I ran the shower cold. It helped my tense muscles relax. Damn I need to exercise more. I used to go dancing but quit after Mika died. He was my dancing partner. So instead now I take music lessons. I can already play and sing but I like to take my mind off things and stay away from home. It soothes me.

I turned off the shower and changed into some shorts and a spaghetti strap shirt. Combed my hair and blow dried it. Once I finished fusing with my hair I took my guitar out from under the bed. I sneaked it in yesterday when Del was talking to his parents. I sat on the middle of our bed, closed my eyes, and began to play and sing:

"It all goes back to the first kiss
It was the one I thought I'd never miss
Maybe we were one of the lucky ones
Maybe I'm just not quite strong enough

This was supposed to be the easy part
But breaking down is what I found hard
Now I'm wearing this smile that I don't believe in
Inside I feel like screaming

She gave me every reason to believe I'd found the one
But my doubts somehow they sold me out

I'm bruised and scarred
Save me from this broken heart
All my love will slowly fade and fall apart
Someone please sing this lovesick melody
Call my name if you're afraid
I'm just a kiss away

I'm finding out in the hardest way
The consequence of every mistake I've ever made
Baby what's it like to be alone?
(Baby, what's it like to be alone)
I don't want to know, I don't want to know

She gave me every reason to believe I'd found the one
But my doubts somehow they sold me out..."


Someone clapped and my eyes popped wide open.

Delany was standing at the door of our bedroom a sad smile on his face.

But why?

"That was beautiful.

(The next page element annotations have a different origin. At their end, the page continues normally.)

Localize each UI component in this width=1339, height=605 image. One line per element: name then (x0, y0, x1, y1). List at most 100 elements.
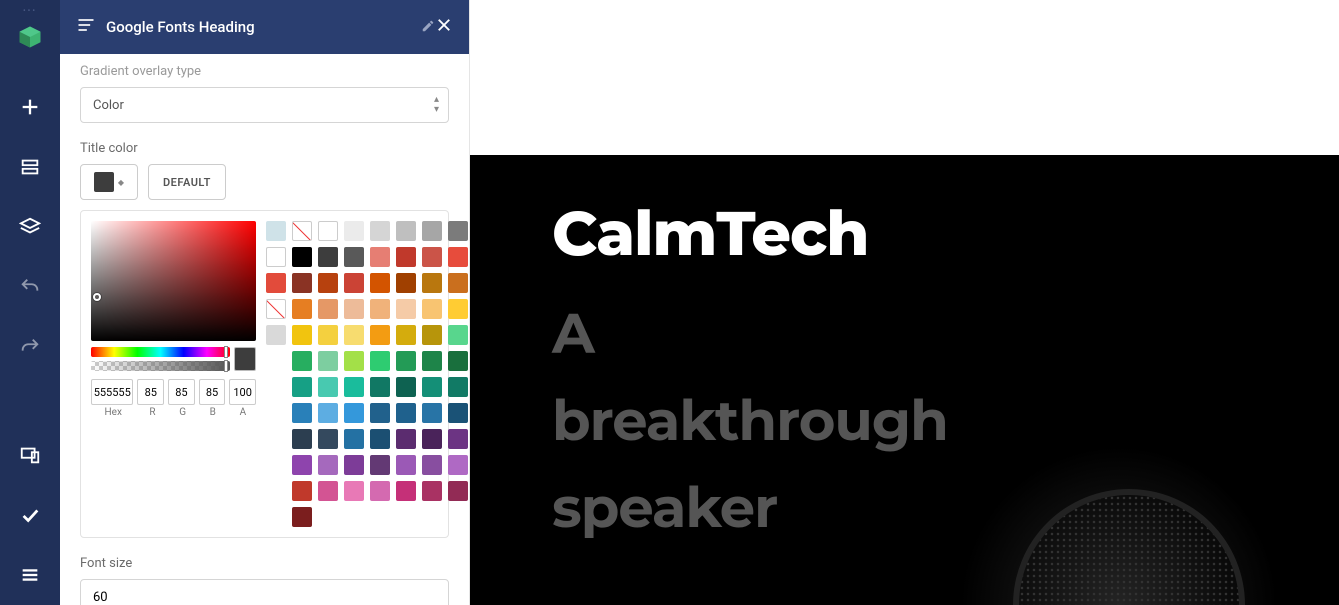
palette-swatch[interactable] (344, 455, 364, 475)
palette-swatch[interactable] (318, 377, 338, 397)
palette-swatch[interactable] (396, 403, 416, 423)
palette-swatch[interactable] (448, 351, 468, 371)
palette-swatch[interactable] (396, 273, 416, 293)
palette-swatch[interactable] (396, 247, 416, 267)
palette-swatch[interactable] (422, 299, 442, 319)
palette-swatch[interactable] (292, 481, 312, 501)
palette-swatch[interactable] (448, 325, 468, 345)
palette-swatch[interactable] (318, 221, 338, 241)
palette-swatch[interactable] (292, 377, 312, 397)
palette-swatch[interactable] (266, 221, 286, 241)
palette-swatch[interactable] (448, 221, 468, 241)
palette-swatch-none[interactable] (292, 221, 312, 241)
palette-swatch[interactable] (422, 429, 442, 449)
palette-swatch[interactable] (448, 429, 468, 449)
palette-swatch[interactable] (292, 299, 312, 319)
palette-swatch[interactable] (344, 481, 364, 501)
gradient-select[interactable] (80, 87, 449, 123)
palette-swatch[interactable] (422, 273, 442, 293)
palette-swatch[interactable] (370, 247, 390, 267)
palette-swatch[interactable] (396, 455, 416, 475)
palette-swatch[interactable] (292, 273, 312, 293)
palette-swatch[interactable] (448, 299, 468, 319)
palette-swatch[interactable] (370, 299, 390, 319)
palette-swatch[interactable] (318, 403, 338, 423)
palette-swatch[interactable] (318, 455, 338, 475)
palette-swatch[interactable] (422, 221, 442, 241)
palette-swatch[interactable] (344, 377, 364, 397)
palette-swatch[interactable] (396, 299, 416, 319)
palette-swatch[interactable] (318, 273, 338, 293)
b-input[interactable] (199, 379, 226, 405)
palette-swatch[interactable] (370, 429, 390, 449)
saturation-value-pane[interactable] (91, 221, 256, 341)
palette-swatch[interactable] (318, 481, 338, 501)
font-size-input[interactable] (80, 579, 449, 605)
palette-swatch[interactable] (318, 247, 338, 267)
g-input[interactable] (168, 379, 195, 405)
palette-swatch[interactable] (370, 377, 390, 397)
add-icon[interactable] (0, 77, 60, 137)
devices-icon[interactable] (0, 425, 60, 485)
alpha-slider[interactable] (91, 361, 230, 371)
palette-swatch[interactable] (422, 247, 442, 267)
palette-swatch[interactable] (448, 481, 468, 501)
palette-swatch[interactable] (292, 247, 312, 267)
redo-icon[interactable] (0, 317, 60, 377)
palette-swatch[interactable] (396, 221, 416, 241)
template-icon[interactable] (0, 137, 60, 197)
palette-swatch[interactable] (266, 325, 286, 345)
palette-swatch[interactable] (292, 403, 312, 423)
hue-slider[interactable] (91, 347, 230, 357)
palette-swatch[interactable] (448, 455, 468, 475)
color-swatch-toggle[interactable]: ◆ (80, 164, 138, 200)
palette-swatch[interactable] (422, 481, 442, 501)
palette-swatch[interactable] (396, 351, 416, 371)
palette-swatch[interactable] (370, 273, 390, 293)
palette-swatch[interactable] (422, 325, 442, 345)
palette-swatch[interactable] (422, 455, 442, 475)
default-button[interactable]: DEFAULT (148, 164, 226, 200)
palette-swatch[interactable] (318, 325, 338, 345)
palette-swatch[interactable] (318, 429, 338, 449)
palette-swatch[interactable] (448, 247, 468, 267)
palette-swatch[interactable] (344, 221, 364, 241)
palette-swatch[interactable] (318, 299, 338, 319)
palette-swatch[interactable] (344, 429, 364, 449)
palette-swatch-none[interactable] (266, 299, 286, 319)
palette-swatch[interactable] (370, 325, 390, 345)
palette-swatch[interactable] (292, 429, 312, 449)
a-input[interactable] (229, 379, 256, 405)
palette-swatch[interactable] (370, 403, 390, 423)
undo-icon[interactable] (0, 257, 60, 317)
palette-swatch[interactable] (422, 403, 442, 423)
palette-swatch[interactable] (344, 325, 364, 345)
layers-icon[interactable] (0, 197, 60, 257)
palette-swatch[interactable] (292, 351, 312, 371)
palette-swatch[interactable] (344, 351, 364, 371)
palette-swatch[interactable] (292, 455, 312, 475)
palette-swatch[interactable] (422, 351, 442, 371)
palette-swatch[interactable] (370, 481, 390, 501)
palette-swatch[interactable] (448, 377, 468, 397)
palette-swatch[interactable] (396, 481, 416, 501)
palette-swatch[interactable] (344, 299, 364, 319)
palette-swatch[interactable] (344, 273, 364, 293)
palette-swatch[interactable] (396, 429, 416, 449)
palette-swatch[interactable] (344, 247, 364, 267)
palette-swatch[interactable] (318, 351, 338, 371)
palette-swatch[interactable] (396, 377, 416, 397)
palette-swatch[interactable] (266, 273, 286, 293)
menu-icon[interactable] (0, 545, 60, 605)
palette-swatch[interactable] (292, 507, 312, 527)
palette-swatch[interactable] (448, 403, 468, 423)
palette-swatch[interactable] (448, 273, 468, 293)
palette-swatch[interactable] (370, 351, 390, 371)
palette-swatch[interactable] (370, 455, 390, 475)
palette-swatch[interactable] (344, 403, 364, 423)
palette-swatch[interactable] (292, 325, 312, 345)
check-icon[interactable] (0, 485, 60, 545)
palette-swatch[interactable] (266, 247, 286, 267)
pencil-icon[interactable] (421, 18, 435, 37)
palette-swatch[interactable] (422, 377, 442, 397)
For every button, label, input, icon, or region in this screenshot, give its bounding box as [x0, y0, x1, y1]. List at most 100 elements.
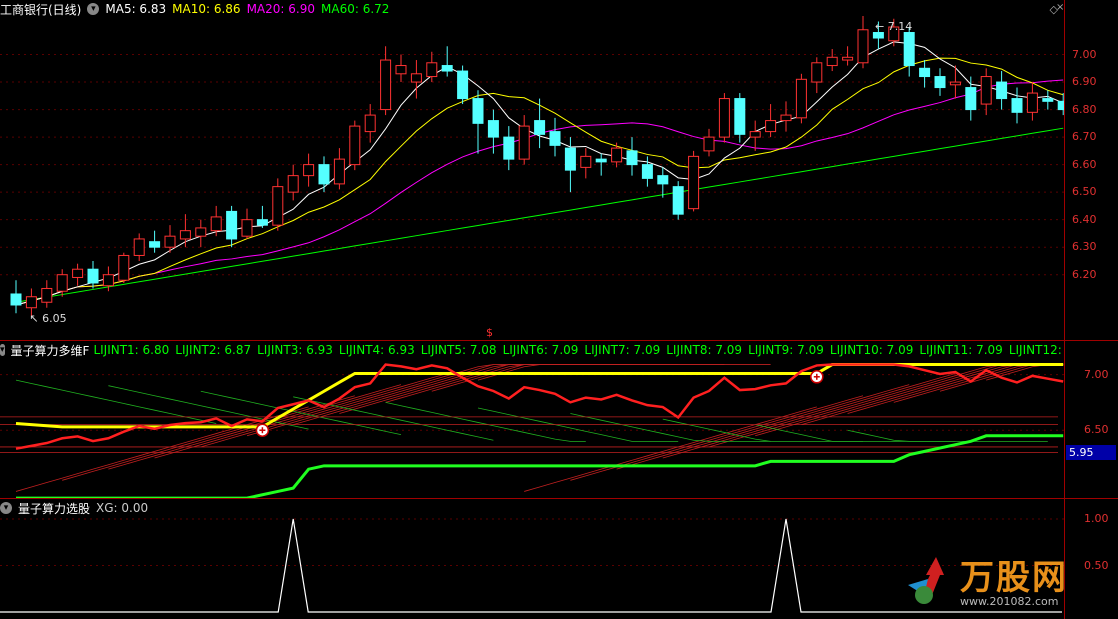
candle-body[interactable]	[965, 87, 977, 111]
indicator2-axis-label: 1.00	[1084, 512, 1109, 525]
candle-body[interactable]	[210, 216, 222, 232]
current-value-box: 5.95	[1066, 445, 1116, 460]
candle-body[interactable]	[549, 131, 561, 146]
price-axis-label: 6.50	[1072, 185, 1097, 199]
candle-body[interactable]	[934, 76, 946, 89]
price-axis-label: 6.20	[1072, 267, 1097, 281]
price-axis-label: 6.60	[1072, 157, 1097, 171]
candle-body[interactable]	[795, 78, 807, 119]
high-label: ← 7.14	[875, 20, 912, 33]
price-axis-label: 6.80	[1072, 102, 1097, 116]
candle-body[interactable]	[857, 29, 869, 64]
candle-body[interactable]	[780, 114, 792, 122]
candle-body[interactable]	[564, 147, 576, 171]
lijint-ribbon	[616, 384, 910, 470]
price-axis-label: 6.30	[1072, 240, 1097, 254]
candle-body[interactable]	[949, 81, 961, 86]
candle-body[interactable]	[303, 164, 315, 177]
lijint-ribbon-green	[570, 413, 771, 442]
candle-body[interactable]	[688, 155, 700, 210]
candle-body[interactable]	[672, 186, 684, 215]
lijint-ribbon	[431, 364, 725, 392]
candle-body[interactable]	[872, 32, 884, 39]
candle-body[interactable]	[503, 136, 515, 160]
lijint-chart[interactable]	[0, 341, 1064, 498]
price-axis-label: 7.00	[1072, 47, 1097, 61]
candle-body[interactable]	[1042, 98, 1054, 102]
lijint-ribbon-green	[385, 402, 586, 442]
candle-body[interactable]	[487, 120, 499, 138]
candle-body[interactable]	[996, 81, 1008, 100]
price-chart[interactable]: ← 7.14 ↖ 6.05 $	[0, 0, 1064, 338]
lijint-ribbon	[385, 364, 679, 403]
candle-body[interactable]	[241, 219, 253, 237]
candle-body[interactable]	[256, 219, 268, 226]
candle-body[interactable]	[919, 67, 931, 78]
candle-body[interactable]	[457, 70, 469, 100]
candle-body[interactable]	[72, 268, 84, 278]
price-axis-label: 6.40	[1072, 212, 1097, 226]
candle-body[interactable]	[364, 114, 376, 133]
price-axis-label: 6.70	[1072, 130, 1097, 144]
candle-body[interactable]	[118, 254, 130, 281]
candle-body[interactable]	[195, 227, 207, 237]
ma60-line	[15, 127, 1064, 303]
signal-circle-icon[interactable]	[255, 423, 270, 437]
candle-body[interactable]	[626, 150, 638, 166]
candle-body[interactable]	[41, 287, 53, 303]
candle-body[interactable]	[426, 62, 438, 78]
candle-body[interactable]	[380, 59, 392, 111]
candle-body[interactable]	[518, 125, 530, 160]
candle-body[interactable]	[903, 32, 915, 67]
candle-body[interactable]	[287, 175, 299, 193]
candle-body[interactable]	[395, 65, 407, 75]
candle-body[interactable]	[811, 62, 823, 83]
lijint-top-band	[15, 363, 1064, 429]
indicator1-axis-label: 7.00	[1084, 367, 1109, 381]
candle-body[interactable]	[1011, 98, 1023, 113]
candle-body[interactable]	[226, 210, 238, 240]
candle-body[interactable]	[703, 136, 715, 152]
candle-body[interactable]	[472, 98, 484, 124]
candle-body[interactable]	[580, 155, 592, 168]
candle-body[interactable]	[333, 158, 345, 185]
candle-body[interactable]	[102, 274, 114, 287]
candle-body[interactable]	[641, 164, 653, 179]
candle-body[interactable]	[164, 235, 176, 248]
candle-body[interactable]	[441, 65, 453, 72]
lijint-ribbon	[801, 364, 1064, 426]
low-label: ↖ 6.05	[29, 312, 66, 325]
candle-body[interactable]	[734, 98, 746, 135]
signal-circle-icon[interactable]	[810, 370, 824, 384]
candle-body[interactable]	[179, 230, 191, 240]
candle-body[interactable]	[272, 186, 284, 226]
candle-body[interactable]	[842, 56, 854, 61]
indicator-pane-1[interactable]: ▾ 量子算力多维F LIJINT1: 6.80 LIJINT2: 6.87 LIJI…	[0, 341, 1118, 498]
candle-body[interactable]	[87, 268, 99, 284]
candle-body[interactable]	[318, 164, 330, 185]
candle-body[interactable]	[149, 241, 161, 248]
candle-body[interactable]	[1026, 92, 1038, 113]
candle-body[interactable]	[718, 98, 730, 138]
brand-name: 万股网	[960, 558, 1068, 598]
candle-body[interactable]	[410, 73, 422, 83]
price-pane[interactable]: 工商银行(日线) ▾ MA5: 6.83 MA10: 6.86 MA20: 6.90…	[0, 0, 1118, 340]
candle-body[interactable]	[534, 120, 546, 135]
candle-body[interactable]	[56, 274, 68, 292]
signal-marker: $	[486, 326, 493, 338]
candle-body[interactable]	[765, 120, 777, 133]
candle-body[interactable]	[133, 238, 145, 256]
candle-body[interactable]	[657, 175, 669, 185]
candle-body[interactable]	[10, 293, 22, 306]
lijint-ribbon	[893, 364, 1064, 403]
candle-body[interactable]	[595, 158, 607, 163]
candle-body[interactable]	[349, 125, 361, 166]
ma10-line	[15, 57, 1064, 306]
candle-body[interactable]	[611, 147, 623, 163]
candle-body[interactable]	[980, 76, 992, 105]
candle-body[interactable]	[25, 296, 37, 309]
price-axis-label: 6.90	[1072, 75, 1097, 89]
candle-body[interactable]	[826, 56, 838, 67]
candle-body[interactable]	[749, 131, 761, 138]
lijint-ribbon-green	[293, 396, 494, 441]
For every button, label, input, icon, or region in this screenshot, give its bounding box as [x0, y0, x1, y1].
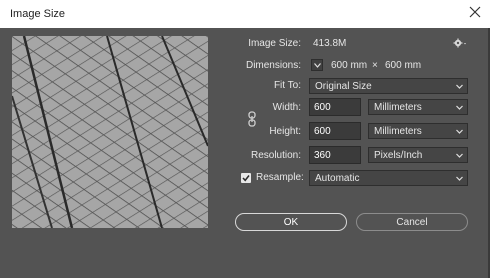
title-bar: Image Size [0, 0, 490, 28]
resolution-value: 360 [314, 150, 331, 161]
chevron-down-icon [456, 84, 463, 89]
width-value: 600 [314, 102, 331, 113]
ok-button[interactable]: OK [235, 213, 347, 231]
chevron-down-icon [456, 153, 463, 158]
chevron-down-icon [456, 176, 463, 181]
width-unit-value: Millimeters [374, 102, 422, 113]
link-icon[interactable] [247, 111, 257, 127]
height-label: Height: [269, 126, 301, 137]
dimensions-width-value: 600 mm [331, 60, 368, 71]
dimensions-unit-dropdown[interactable] [311, 59, 323, 71]
resample-value: Automatic [315, 173, 360, 184]
gear-icon[interactable] [453, 38, 467, 48]
height-value: 600 [314, 126, 331, 137]
dimensions-label: Dimensions: [245, 60, 301, 71]
chevron-down-icon [314, 63, 321, 68]
width-label: Width: [272, 102, 301, 113]
height-input[interactable]: 600 [309, 122, 361, 140]
resample-dropdown[interactable]: Automatic [309, 170, 468, 186]
image-size-value: 413.8M [313, 38, 347, 49]
cancel-button[interactable]: Cancel [356, 213, 468, 231]
resample-checkbox[interactable] [241, 173, 251, 183]
chevron-down-icon [456, 105, 463, 110]
image-preview[interactable] [12, 36, 208, 228]
fit-to-value: Original Size [315, 81, 372, 92]
fit-to-dropdown[interactable]: Original Size [309, 78, 468, 94]
height-unit-value: Millimeters [374, 126, 422, 137]
chevron-down-icon [456, 129, 463, 134]
dimensions-times-sign: × [372, 60, 378, 71]
fit-to-label: Fit To: [273, 80, 301, 91]
resolution-input[interactable]: 360 [309, 146, 361, 164]
width-input[interactable]: 600 [309, 98, 361, 116]
height-unit-dropdown[interactable]: Millimeters [368, 123, 468, 139]
dimensions-height-value: 600 mm [385, 60, 422, 71]
window-title: Image Size [10, 8, 66, 20]
resample-label: Resample: [256, 172, 304, 183]
resolution-unit-value: Pixels/Inch [374, 150, 423, 161]
image-size-label: Image Size: [248, 38, 301, 49]
checkmark-icon [242, 175, 250, 182]
resolution-label: Resolution: [250, 150, 301, 161]
close-icon[interactable] [468, 5, 482, 19]
resolution-unit-dropdown[interactable]: Pixels/Inch [368, 147, 468, 163]
width-unit-dropdown[interactable]: Millimeters [368, 99, 468, 115]
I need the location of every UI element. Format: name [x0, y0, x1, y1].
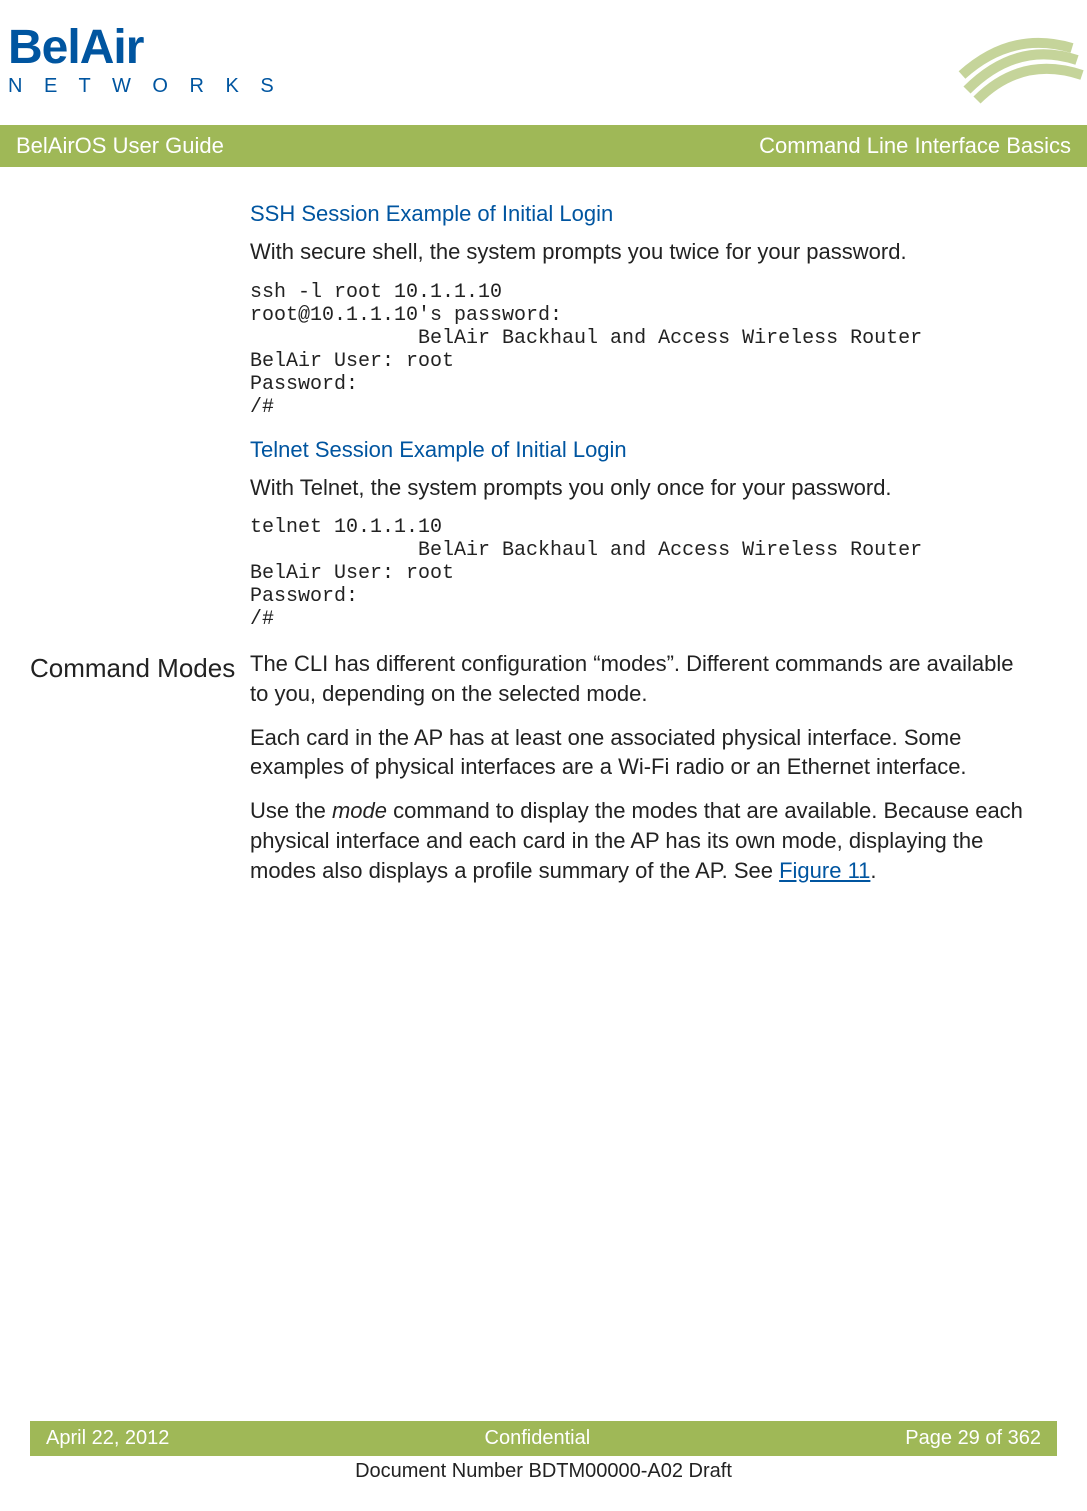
content-body: SSH Session Example of Initial Login Wit… [0, 167, 1087, 649]
title-right: Command Line Interface Basics [759, 133, 1071, 159]
logo-sub-text: N E T W O R K S [8, 75, 282, 98]
figure-link[interactable]: Figure 11 [779, 858, 870, 883]
footer-confidential: Confidential [485, 1427, 591, 1450]
command-modes-row: Command Modes The CLI has different conf… [0, 649, 1087, 899]
footer-page: Page 29 of 362 [905, 1427, 1041, 1450]
modes-p3c: . [870, 858, 876, 883]
modes-p3: Use the mode command to display the mode… [250, 796, 1037, 885]
footer-green-bar: April 22, 2012 Confidential Page 29 of 3… [30, 1421, 1057, 1456]
footer-docnum: Document Number BDTM00000-A02 Draft [30, 1460, 1057, 1483]
ssh-intro: With secure shell, the system prompts yo… [250, 237, 1037, 267]
telnet-intro: With Telnet, the system prompts you only… [250, 473, 1037, 503]
logo: BelAir N E T W O R K S [0, 20, 282, 98]
command-modes-heading: Command Modes [30, 653, 250, 684]
title-bar: BelAirOS User Guide Command Line Interfa… [0, 125, 1087, 167]
modes-p3a: Use the [250, 798, 332, 823]
logo-main-text: BelAir [8, 20, 282, 75]
modes-p2: Each card in the AP has at least one ass… [250, 723, 1037, 782]
telnet-code: telnet 10.1.1.10 BelAir Backhaul and Acc… [250, 516, 1037, 631]
telnet-heading: Telnet Session Example of Initial Login [250, 437, 1037, 463]
modes-p1: The CLI has different configuration “mod… [250, 649, 1037, 708]
swirl-icon [957, 20, 1087, 115]
ssh-code: ssh -l root 10.1.1.10 root@10.1.1.10's p… [250, 281, 1037, 419]
footer-date: April 22, 2012 [46, 1427, 169, 1450]
mode-command-word: mode [332, 798, 387, 823]
header: BelAir N E T W O R K S [0, 0, 1087, 125]
ssh-heading: SSH Session Example of Initial Login [250, 201, 1037, 227]
title-left: BelAirOS User Guide [16, 133, 224, 159]
footer: April 22, 2012 Confidential Page 29 of 3… [30, 1421, 1057, 1483]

I didn't know you could sing." He said sitting on the bed with me.

His thumb caressed my cheek and then seemed to wipe something away.

Damn I'm crying.

Tears are the worst traitors in life.

I cleared my throat.

"I don't suppose you made me something to eat." I said it more like a statement than a question.

"You suppose right." He said.

"Man and never wanting to get near the kitchen. But since we're going to be living together you're going to get used to it. Like it or not."

"But I don't know how to cook." He whined.

He does that a lot. Sort of frustrating.

"Not my problem you either help me out or die of hunger." I warned.

"Tough choice." He joked on our way to the kitchen.

And the kitchen is huge! The whole house is huge and its only for the two of us. Damn rich people don't know their own limits.

"What are we making?" he asked.

"Just some sandwiches. I'm not in the mood for something else."

I cant believe he didn't know how to make a sandwich. It's the easiest thing in the whole wide world! After he finished making his we ate in silence. This is really peaceful. No mother yelling at my father at how incompetent he is or yelling at me for been the one who let Mikhail die. Always blaming me when it was the goddamned drunk truck driver's fault!